GOOD READING AND LISTENING FOR THE WEEKEND

Jul 21, 2018

A regular collection of links to writings and broadcasts covered in other media.

On ABC’ Saturday Extra this weekend (in case you missed it)

  • Hundreds of thousands of troops will be deployed to protect next week’s election in Pakistan in order to ensure it’s free and fair; former PM Nawaz Sharif remains in prison on corruption charges, and Imran Khan and Benazir Bhutto’s son are the other leading candidates. So what is at stake? Christina Lamb OBE speaks to Andrew West.
  • Is it possible that the Adani Coal Mine has found the funds it needs to proceed with this controversial project ? Michael West reports.
  • The word treason has been on everybody’s lips following the Helsinki Summit.  So when does it become an unlawful, punishable offence? What would that entail and what might be the ramifications if this were pursued?    Professor Jens David Ohlin, is an international law and conflict specialist from  Cornell Law School
  • The use of the term populist in today’s mainstream media to describe certain politicians, is actually far removed from its historical meaning and if we returned to its roots, it could actually be a cause for fighting for the rights of society’s underdog.   Thomas Frank and David McKnight discuss the real meaning of the term.
  • In his book Hemingway’s Havana: A Reflection of the Writer’s Life in Cuba –photographer and writer Robert Wheeler has created an intimate portrait of the man… going beyond the raucous, hard-drinking image we’re used to, and capturing a soulful character who enjoyed a profound affinity with the Cuban people.
  • Following the vision of the Mayor, Anne Hidalgo, Paris is undergoing an extensive architectural and cultural revamp, not just in preparation for the 2024 Olympic Games – but in order to create a more sustainable, engaged metropolis.

(Geraldine Doogue is away this Saturday. Andrew West is taking her place.)

Other commentary

Ross Gittins writes that Corporate crime is far too common. It’s not just media sensationalism: there is evidence of a great deal of corporate lawlessness – wage theft, cartel behaviour, unauthorised charges to customers, failure to take responsibility for defective products and much else. Gittins’ article, summarising the 2018 Giblin Lecture delivered by ACCC Chairman Rod Sims, lists eleven specific corporate transgressions that have been exposed in recent months (and that’s without mentioning the banks).

Reading some Coalition-aligned media reports one could be led to believe that Audrey Zibelman, Managing Director of the Australian Energy Operator, is enthusiastic about coal-fired power, but that is not the case.
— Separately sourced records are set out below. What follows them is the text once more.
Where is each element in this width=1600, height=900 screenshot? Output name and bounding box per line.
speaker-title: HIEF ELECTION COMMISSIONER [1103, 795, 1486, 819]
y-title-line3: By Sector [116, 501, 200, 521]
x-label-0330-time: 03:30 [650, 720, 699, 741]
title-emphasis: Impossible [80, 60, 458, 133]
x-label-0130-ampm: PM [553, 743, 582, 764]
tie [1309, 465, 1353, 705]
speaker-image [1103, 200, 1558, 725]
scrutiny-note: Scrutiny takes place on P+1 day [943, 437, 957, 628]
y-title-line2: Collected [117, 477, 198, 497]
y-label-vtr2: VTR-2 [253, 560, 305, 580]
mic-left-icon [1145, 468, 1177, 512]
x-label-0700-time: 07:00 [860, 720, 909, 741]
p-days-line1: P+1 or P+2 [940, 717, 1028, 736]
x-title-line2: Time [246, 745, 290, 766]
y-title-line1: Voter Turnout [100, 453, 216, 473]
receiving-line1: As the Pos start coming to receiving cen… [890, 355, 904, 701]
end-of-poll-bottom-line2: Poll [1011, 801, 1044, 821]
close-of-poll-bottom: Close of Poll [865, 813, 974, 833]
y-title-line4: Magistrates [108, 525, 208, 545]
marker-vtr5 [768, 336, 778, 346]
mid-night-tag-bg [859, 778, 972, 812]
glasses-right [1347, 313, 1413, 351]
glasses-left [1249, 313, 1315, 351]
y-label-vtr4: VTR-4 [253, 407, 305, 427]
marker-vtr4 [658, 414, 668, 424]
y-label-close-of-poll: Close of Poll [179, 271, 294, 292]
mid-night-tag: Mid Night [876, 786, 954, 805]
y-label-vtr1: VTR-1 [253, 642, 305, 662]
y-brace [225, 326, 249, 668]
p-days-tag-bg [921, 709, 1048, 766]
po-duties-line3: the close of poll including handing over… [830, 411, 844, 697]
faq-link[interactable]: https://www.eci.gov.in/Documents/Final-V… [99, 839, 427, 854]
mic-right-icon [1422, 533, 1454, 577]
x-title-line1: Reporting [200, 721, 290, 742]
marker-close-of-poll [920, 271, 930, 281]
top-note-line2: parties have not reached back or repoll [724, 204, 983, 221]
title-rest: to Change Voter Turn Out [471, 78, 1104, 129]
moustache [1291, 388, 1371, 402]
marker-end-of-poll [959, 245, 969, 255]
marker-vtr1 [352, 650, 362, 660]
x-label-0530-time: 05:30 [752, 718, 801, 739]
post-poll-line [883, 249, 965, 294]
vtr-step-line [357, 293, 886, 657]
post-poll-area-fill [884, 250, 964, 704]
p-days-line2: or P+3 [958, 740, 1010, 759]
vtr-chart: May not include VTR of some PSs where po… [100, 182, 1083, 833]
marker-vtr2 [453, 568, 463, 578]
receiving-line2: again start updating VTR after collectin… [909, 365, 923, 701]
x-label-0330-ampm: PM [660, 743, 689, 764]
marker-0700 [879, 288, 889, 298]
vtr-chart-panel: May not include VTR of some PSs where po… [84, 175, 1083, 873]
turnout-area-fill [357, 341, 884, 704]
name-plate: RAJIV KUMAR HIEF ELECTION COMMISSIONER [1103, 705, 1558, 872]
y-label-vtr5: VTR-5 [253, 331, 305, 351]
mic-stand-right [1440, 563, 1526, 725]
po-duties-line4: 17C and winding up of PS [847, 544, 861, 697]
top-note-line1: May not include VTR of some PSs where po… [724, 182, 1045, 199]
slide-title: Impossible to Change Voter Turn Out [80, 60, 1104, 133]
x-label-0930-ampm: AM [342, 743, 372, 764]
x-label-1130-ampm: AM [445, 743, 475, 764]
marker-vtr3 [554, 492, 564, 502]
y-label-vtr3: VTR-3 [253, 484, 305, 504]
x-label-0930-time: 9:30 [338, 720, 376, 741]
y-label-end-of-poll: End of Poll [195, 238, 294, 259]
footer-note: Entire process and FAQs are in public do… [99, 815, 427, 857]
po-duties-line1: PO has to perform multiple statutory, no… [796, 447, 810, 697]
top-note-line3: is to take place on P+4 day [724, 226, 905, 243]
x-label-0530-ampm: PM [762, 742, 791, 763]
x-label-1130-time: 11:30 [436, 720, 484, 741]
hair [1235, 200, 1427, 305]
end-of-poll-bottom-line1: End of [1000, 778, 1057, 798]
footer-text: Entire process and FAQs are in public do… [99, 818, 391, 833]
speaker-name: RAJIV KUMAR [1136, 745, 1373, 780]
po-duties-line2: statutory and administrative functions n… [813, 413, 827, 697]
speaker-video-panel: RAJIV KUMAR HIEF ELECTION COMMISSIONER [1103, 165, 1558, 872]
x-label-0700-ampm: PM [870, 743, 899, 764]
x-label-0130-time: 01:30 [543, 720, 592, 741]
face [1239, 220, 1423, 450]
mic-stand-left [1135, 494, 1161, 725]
Writing in Renew Economy, Giles Parkinson takes readers through the AEMO’s report on its Integrated System Plan, which confirms that “the cheapest and smartest replacement for the country’s ageing coal-fired generators will be in solar, wind and storage technologies”. Over the next twenty years we will see more geographically distributed sources of power, necessitating investment in new transmission infrastructure.

Are we still good Europeans” is Jürgen Habermas’s most recent article in Social Europe. He writes that a “frightened retreat behind national borders” cannot be the correct response to the onslaught of “a global capitalism driven by unregulated financial markets”. He praises Macron for taking steps “towards an agenda that reaches far beyond the interests of a single country, whereas Merkel is fighting for her political survival”. (Translation from “Sind wir noch gute Europäer”, in Zeitonline).